Dear all, I am aligning my RNA-seq reads using bwa-mem and circular RNA quantification using sailfish-circ. I saw some publications using limma to analyze such datasets. However, I am getting strange results using LIMMA. Here is an example that is highly significant with limma with 39 samples. When inspecting this gene (see panel A), I noticed there were 12 samples that had zero counts (points were jittered). When I remove these 12 samples (see Panel B) and re-analyze using lm(), this gene is no longer significant. I have many other examples of significant hits that disappear after similar procedure. So I am wondering if limma is appropriate for circular RNA analysis. I would welcome any suggestions for other tools designed for analysis of such dataset.

Y axis label = log CPM

X axis label = case / control

Boxplot example is in the link provided:

https://imgur.com/a/Gue060o

I'm not familiar with circular RNA-seq, but unless there's something radically different from standard RNA-seq, I'd say that your data set has some issues. The samples with negative log-CPMs are very different from the other replicates in the same group. This is usually a sign that something has gone wrong - label misassignment is the first thing that comes to mind, followed by a failure to remove low-quality samples. I mean... does the distribution of log-CPMs look Normal to you?

For this gene, the samples with negative log-CPMs are clearly different from those with positive log-CPMs, but you don't really explain why you decided to remove the former. For all we know, the non-zero samples are the wrong samples (e.g., due to PCR jackpot biases or something) and a near-zero expression is the correct assay value for this gene. You need to motivate your decision to remove samples with external information, either experimental (e.g., low RINs indicating low-quality samples) or across other genes (e.g., low total coverage). They should not be removed simply because they show up as negative log-CPMs for this gene.
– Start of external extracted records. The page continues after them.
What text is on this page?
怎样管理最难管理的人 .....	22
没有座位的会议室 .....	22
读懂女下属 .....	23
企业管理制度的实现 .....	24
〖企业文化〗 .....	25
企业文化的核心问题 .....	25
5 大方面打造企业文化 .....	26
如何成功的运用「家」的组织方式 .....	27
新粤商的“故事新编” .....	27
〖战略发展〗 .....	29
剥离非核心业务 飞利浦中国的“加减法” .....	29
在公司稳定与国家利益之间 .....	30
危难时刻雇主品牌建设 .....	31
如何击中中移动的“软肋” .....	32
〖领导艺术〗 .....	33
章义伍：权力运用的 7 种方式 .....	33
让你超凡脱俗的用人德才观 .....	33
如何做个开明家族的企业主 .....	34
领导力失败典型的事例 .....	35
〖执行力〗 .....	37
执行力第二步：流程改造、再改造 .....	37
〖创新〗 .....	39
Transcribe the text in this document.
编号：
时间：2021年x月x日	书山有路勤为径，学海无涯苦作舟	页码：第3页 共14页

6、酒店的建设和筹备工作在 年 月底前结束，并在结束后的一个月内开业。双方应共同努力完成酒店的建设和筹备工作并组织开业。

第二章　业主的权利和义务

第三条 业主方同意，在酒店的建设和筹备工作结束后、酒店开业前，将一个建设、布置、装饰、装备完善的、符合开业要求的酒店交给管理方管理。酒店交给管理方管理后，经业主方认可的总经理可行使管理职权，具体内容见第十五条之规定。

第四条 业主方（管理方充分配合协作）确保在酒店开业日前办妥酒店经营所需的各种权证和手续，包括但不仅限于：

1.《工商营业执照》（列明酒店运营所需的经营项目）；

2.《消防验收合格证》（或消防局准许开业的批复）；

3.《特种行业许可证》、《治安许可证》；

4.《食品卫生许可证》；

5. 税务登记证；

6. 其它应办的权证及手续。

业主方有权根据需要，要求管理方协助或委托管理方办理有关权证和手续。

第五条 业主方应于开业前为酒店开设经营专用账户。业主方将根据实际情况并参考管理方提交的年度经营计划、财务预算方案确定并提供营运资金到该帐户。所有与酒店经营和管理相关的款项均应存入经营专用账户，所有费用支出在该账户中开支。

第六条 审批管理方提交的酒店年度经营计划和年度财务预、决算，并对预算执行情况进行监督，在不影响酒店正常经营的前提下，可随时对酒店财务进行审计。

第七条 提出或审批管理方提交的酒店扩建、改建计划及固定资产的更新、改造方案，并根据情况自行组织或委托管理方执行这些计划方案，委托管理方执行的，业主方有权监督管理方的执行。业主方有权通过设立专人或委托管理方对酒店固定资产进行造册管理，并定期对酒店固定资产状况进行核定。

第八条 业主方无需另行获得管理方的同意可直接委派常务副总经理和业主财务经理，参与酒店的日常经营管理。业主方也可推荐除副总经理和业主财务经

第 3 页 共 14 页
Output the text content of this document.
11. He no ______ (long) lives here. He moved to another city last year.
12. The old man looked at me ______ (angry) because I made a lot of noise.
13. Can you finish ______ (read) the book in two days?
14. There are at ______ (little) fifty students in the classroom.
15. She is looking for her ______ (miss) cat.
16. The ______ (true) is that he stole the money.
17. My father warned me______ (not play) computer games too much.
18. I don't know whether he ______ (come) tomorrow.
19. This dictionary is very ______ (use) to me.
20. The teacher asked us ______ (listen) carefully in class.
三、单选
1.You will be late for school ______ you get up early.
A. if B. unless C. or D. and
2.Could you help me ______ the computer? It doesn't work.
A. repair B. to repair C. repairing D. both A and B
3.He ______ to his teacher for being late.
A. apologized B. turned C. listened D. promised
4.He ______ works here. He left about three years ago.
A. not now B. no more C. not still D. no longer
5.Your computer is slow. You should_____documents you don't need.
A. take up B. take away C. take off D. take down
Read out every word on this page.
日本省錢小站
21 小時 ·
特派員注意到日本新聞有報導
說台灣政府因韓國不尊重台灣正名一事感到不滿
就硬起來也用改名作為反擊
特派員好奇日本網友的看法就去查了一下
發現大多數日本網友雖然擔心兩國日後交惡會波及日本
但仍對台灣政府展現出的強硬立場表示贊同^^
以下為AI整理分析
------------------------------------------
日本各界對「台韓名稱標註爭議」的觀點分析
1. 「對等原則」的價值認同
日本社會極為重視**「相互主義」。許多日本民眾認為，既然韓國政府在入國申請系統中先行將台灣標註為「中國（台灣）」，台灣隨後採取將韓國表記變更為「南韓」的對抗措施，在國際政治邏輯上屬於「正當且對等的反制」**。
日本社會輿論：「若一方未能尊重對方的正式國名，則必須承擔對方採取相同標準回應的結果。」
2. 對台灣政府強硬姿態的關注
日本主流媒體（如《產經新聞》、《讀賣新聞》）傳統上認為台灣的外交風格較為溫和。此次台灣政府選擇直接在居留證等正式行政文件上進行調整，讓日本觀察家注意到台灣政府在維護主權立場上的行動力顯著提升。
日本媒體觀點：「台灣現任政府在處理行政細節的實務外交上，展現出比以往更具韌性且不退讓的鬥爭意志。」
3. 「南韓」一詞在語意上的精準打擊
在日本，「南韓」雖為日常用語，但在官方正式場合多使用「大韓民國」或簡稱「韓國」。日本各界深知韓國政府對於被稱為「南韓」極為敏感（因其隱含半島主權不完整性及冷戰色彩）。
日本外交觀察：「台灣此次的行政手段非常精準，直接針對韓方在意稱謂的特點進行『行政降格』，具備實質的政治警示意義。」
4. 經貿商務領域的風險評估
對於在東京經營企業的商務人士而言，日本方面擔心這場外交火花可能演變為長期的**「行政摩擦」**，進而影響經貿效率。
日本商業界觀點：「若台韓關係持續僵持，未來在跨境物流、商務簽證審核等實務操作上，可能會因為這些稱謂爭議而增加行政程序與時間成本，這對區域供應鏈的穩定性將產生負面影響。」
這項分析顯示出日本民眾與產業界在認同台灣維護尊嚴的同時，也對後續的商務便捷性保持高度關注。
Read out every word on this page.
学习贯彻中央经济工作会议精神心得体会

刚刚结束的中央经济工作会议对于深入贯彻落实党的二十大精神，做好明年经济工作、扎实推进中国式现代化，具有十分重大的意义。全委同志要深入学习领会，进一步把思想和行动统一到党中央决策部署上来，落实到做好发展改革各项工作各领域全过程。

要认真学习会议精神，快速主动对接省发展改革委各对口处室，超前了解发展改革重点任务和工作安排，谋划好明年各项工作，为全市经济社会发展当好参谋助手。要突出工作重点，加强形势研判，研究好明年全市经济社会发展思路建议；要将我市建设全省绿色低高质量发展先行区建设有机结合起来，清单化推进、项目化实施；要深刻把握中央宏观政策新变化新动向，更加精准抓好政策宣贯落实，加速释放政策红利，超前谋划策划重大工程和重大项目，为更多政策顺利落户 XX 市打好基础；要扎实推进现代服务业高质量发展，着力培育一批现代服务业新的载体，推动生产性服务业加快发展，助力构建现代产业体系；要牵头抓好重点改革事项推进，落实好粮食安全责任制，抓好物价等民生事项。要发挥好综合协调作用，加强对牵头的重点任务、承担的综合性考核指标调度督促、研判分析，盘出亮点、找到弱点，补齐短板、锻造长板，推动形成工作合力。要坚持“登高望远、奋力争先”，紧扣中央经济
Now, to answer your question. This gene shows up as DE in the full data set because (i) the group means are obviously quite different, as the second group has many more negative log-CPMs; and (ii) the inflation of the variance due to the negative log-CPMs is probably suppressed by empirical Bayes shrinkage, which avoids the loss of power that would otherwise accompany such variability in the replicates. Once you remove the negative log-CPMs, you reduce the difference in the group means, resulting in a larger p-value. If you end up deciding not to remove any samples, you may consider setting robust=TRUE in eBayes() to avoid effect ii and obtain a large p-value.